Peregrine is looking to Rob Garnick, its director of regulatory affairs, to steer the course for Phase III. A 24-year veteran of Genentech Inc., where he served as senior vice president of regulatory, quality and compliance, Garnick helped to bring Avastin and more than a dozen other drugs to market.

In fact, Avastin has "sort of been our model" for designing the trials and managing the overall clinical program for bavituximab, King acknowledged.

Peregrine worked closely with the FDA to design a rigorous Phase IIb study as part of a registration package that, with a pivotal trial, would be sufficient for eventual product approval, according to King.

"We're right on track with that," he said. "We have more than enough data to start planning and thinking about what that Phase III trial will look like."

The findings also validated the bavituximab technology platform, King maintained. The phosphatidylserine (PS)-targeting monoclonal antibody is being evaluated in additional randomized Phase II trials in front-line NSCLC and pancreatic cancer.

PS is an immunosuppressive molecule usually located inside the membrane of healthy cells that "flips" to become exposed on the outside of cells that line tumor blood vessels, creating a target for anticancer treatments.

Peregrine also hopes the IIb findings in second-line NSCLC will attract a partner for ex-U.S. rights to help move the program into a global Phase III and enable Peregrine to push the drug forward in Phase II studies in additional indications.

"We have quite a number of interested parties and, quite frankly, [these are] the data they've been waiting for," King said.

In a research note, Roth Capital Partners analyst Joseph Pantginis reiterated his "buy" rating and raised his target from $3.30 to $5.00.

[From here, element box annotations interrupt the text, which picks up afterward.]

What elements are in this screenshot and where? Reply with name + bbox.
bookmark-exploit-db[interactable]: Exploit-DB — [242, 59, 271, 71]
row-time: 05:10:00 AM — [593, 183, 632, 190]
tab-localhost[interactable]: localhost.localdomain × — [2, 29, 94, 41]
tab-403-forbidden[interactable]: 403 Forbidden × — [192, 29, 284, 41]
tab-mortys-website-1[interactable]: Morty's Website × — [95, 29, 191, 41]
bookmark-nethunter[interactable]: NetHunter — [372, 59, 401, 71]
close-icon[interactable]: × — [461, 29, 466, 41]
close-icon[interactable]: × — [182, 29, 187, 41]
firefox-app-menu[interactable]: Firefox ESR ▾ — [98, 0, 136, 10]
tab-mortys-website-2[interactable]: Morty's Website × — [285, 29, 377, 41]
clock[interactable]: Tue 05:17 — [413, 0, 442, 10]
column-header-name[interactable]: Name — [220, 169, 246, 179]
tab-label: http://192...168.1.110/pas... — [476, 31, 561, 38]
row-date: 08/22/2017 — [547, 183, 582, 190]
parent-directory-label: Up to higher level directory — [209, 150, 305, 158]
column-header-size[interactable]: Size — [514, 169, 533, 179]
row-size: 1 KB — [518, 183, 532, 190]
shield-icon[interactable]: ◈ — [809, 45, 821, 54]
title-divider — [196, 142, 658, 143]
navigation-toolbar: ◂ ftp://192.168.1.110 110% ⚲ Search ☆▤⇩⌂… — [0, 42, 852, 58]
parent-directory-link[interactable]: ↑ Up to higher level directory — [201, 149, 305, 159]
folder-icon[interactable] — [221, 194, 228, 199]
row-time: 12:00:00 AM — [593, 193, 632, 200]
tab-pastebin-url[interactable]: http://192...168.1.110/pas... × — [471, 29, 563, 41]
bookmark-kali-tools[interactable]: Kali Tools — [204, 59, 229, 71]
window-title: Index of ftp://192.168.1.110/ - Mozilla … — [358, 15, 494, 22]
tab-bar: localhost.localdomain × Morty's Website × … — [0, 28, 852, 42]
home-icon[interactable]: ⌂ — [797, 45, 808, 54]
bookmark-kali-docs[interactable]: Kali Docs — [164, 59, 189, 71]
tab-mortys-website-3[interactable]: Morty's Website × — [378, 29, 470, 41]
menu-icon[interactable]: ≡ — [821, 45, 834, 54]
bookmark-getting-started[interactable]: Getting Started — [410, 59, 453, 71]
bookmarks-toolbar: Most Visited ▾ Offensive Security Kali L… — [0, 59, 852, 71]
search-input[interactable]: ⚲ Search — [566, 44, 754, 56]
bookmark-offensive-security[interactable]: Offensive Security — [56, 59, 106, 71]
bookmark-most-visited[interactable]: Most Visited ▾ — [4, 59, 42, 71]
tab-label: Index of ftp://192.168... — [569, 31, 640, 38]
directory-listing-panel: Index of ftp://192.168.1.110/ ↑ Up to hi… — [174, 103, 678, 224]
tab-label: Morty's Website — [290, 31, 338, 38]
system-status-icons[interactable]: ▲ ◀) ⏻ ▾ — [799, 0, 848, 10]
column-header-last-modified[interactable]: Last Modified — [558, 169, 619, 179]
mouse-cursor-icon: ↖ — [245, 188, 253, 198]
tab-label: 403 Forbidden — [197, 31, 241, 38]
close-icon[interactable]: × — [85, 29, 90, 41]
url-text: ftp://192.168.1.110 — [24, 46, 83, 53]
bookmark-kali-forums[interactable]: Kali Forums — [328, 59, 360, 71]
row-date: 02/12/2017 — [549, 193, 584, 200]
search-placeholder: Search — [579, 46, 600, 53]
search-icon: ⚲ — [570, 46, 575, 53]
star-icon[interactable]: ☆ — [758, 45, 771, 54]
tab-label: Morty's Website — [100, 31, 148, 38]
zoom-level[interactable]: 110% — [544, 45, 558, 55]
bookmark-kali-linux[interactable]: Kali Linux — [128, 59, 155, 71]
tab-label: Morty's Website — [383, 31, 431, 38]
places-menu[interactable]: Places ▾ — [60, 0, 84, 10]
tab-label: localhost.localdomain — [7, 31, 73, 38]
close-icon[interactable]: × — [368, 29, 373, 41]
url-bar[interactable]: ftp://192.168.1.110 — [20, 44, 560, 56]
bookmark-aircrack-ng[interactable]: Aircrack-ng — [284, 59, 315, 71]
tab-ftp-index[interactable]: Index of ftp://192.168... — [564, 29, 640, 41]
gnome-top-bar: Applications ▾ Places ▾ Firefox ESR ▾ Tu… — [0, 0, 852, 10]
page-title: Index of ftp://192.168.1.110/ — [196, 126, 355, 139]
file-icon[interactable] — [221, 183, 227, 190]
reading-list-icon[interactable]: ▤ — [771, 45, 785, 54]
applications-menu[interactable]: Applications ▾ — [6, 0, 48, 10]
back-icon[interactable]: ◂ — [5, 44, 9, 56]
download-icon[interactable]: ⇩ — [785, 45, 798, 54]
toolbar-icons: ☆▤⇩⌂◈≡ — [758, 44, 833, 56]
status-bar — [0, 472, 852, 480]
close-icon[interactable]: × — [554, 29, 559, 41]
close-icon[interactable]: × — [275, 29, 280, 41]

"We are impressed by the strong clinical data for the primary ORR endpoint as well as the current indications of a survival benefit as well," Pantginis wrote. "We believe important support of the robust data include 1) double-blind and randomized status, 2) independent reads of clinical responses, 3) control arm acted as predicted and 4) IDMC did not identify any safety issues with bavi. With these data in hand, we expect the company to discuss this international study (~50% enrolled in U.S.) with the FDA in 2H12."

Peregrine manufactures the drug through a wholly owned subsidiary, Avid Bioservices, "so we're set to move as quickly as possible into that Phase III study," King said.

In December 2011, Peregrine's stock enjoyed a similar uptick when the company reported a 50 percent improvement in ORR from topline Phase II data of bavituximab in patients with front-line State IV NSLCL. In that study, bavituximab was tested in combination with carboplatin and paclitaxel. (See BioWorld Today, Dec. 7, 2011.)

Nevertheless, shares continue to trade near the bottom of their 52-week range, and King admitted investors are taking a wait-and-see about additional data points expected from the company this year, including bavituximab data in the other Phase II indications and preliminary readouts of four investigator-sponsored trials.

But he's not worried. "Partnering is a huge aspect that brings a certain amount of validation with it," he said. "I think we'll see a lot of downstream benefits from this particular set of data."